(Interestingly, I find myself writing more about agile and team stuff now that I’m not on a development team….)
This is in response to a question about how you balance individual empowerment with the collaborative approach on a agile tem…
Agile is all about the team, and being on an agile team requires participants to give up some autonomy towards the team. The team is empowered to do what they need to do to reach their goal. If there are issues around how things should be done or what decision is right, the team needs to come to a decision, and I would encourage management to let the team try to do it. Further, the team needs to “meta rules” around how to make decisions, and they also need to develop those.
This is very different than the “alpha geek” culture that exists in some groups, where a small number of developers are interested in wielding power.

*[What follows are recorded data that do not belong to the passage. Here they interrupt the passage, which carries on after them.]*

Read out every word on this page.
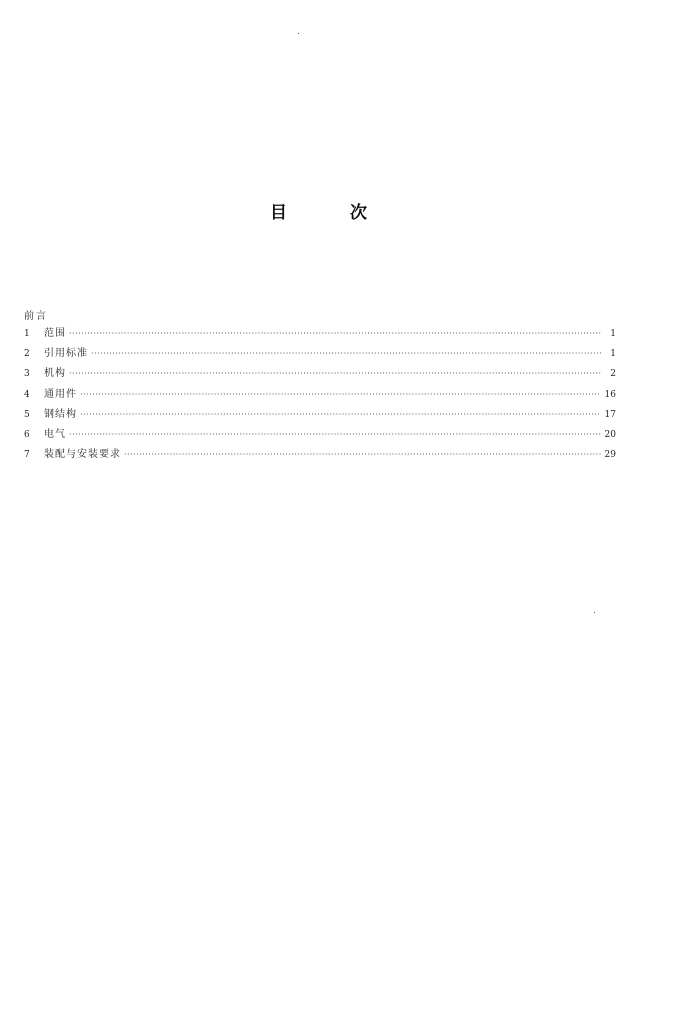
目	次
前言
1	范围 ·····	1
2	引用标准 ·····	1
3	机构 ·····	2
4	通用件 ·····	16
5	钢结构 ·····	17
6	电气 ·····	20
7	装配与安装要求 ·····	29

There are some individuals who just aren’t willing/able to work collaboratively – I’ve worked with a few, and if you are trying to run an agile team, they are likely better in a different position.
One of the teams I was on basically came to this agreement:
Developers are expected to use their best judgement when deciding what advice to seek when they are doing development. There are no rules around when you should seek advice, but as a rough guideline, extending functionality under existing patterns is something you can safely do on your own, and big refactorings or new components are areas when you should definitely seek advice. In between, think about the implications of any design choices you might make, and act accordingly.
The other approach is to adopt pair programming, which is a bigger cultural change, but generally if you get two people thinking about decisions they usually make the right decision about involving others.